The primal aim of the paper is to find the small population of the most informative genes strongly associated with autism. These genes might be useful as biomarkers of this neurodevelopmental disorder and at the same time serve as the input attributes to the automatic system in autism prediction.

The application of many different feature selection methods cooperating in an ensemble will be proposed as the best tool to solve this task. The most important requirement is to use the methods, which are based on different principles of operation, guarantying the independent performance. Their number is not strictly defined. In this solution we have used eight methods, which in our opinion are satisfactory from the diversity of operation.
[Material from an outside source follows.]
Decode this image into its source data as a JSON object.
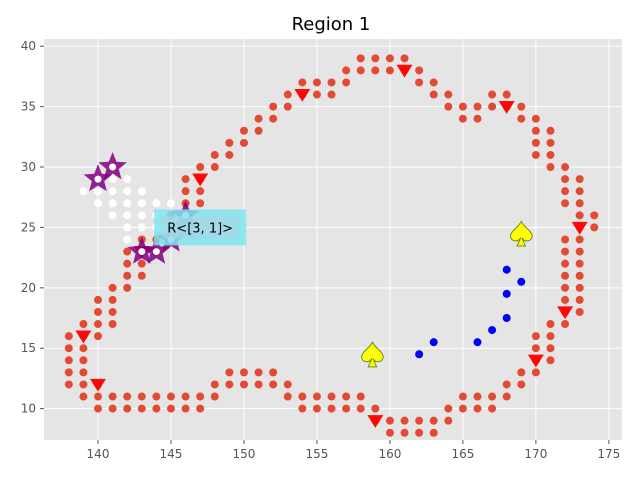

Such approach to autistic data was never applied by other authors. There are some works showing an ensemble of methods for microarray data regarding cancer problems [6], [18], however the strategy was different. The authors of [18] have proposed the multicriterion fusion-based approach, in which the integration is done on the level of features. In our approach the fusion is performed on two levels: the level of individual methods and the level of many classifiers, forming an ensemble creating the final decision. Moreover, we propose different strategies of selecting the size of the optimal gene set. The applied methods rely on different principles and therefore, assess the discrimination ability of the gene in an independent way.

The important point is to fuse their results into one final group of genes that might be treated as the biomarkers of autism. In this paper we will present three different approaches to gene fusion: the purity of the clusterization space, the genetic algorithm and random forest. The limited set of genes may be also used as the input attributes in the classification system, responsible for early identification of autistic individuals. This system is composed of many classifiers arranged in an ensemble integrated by the random forest. The results of numerical experiments performed on the NCBI data base [18] will be presented and discussed.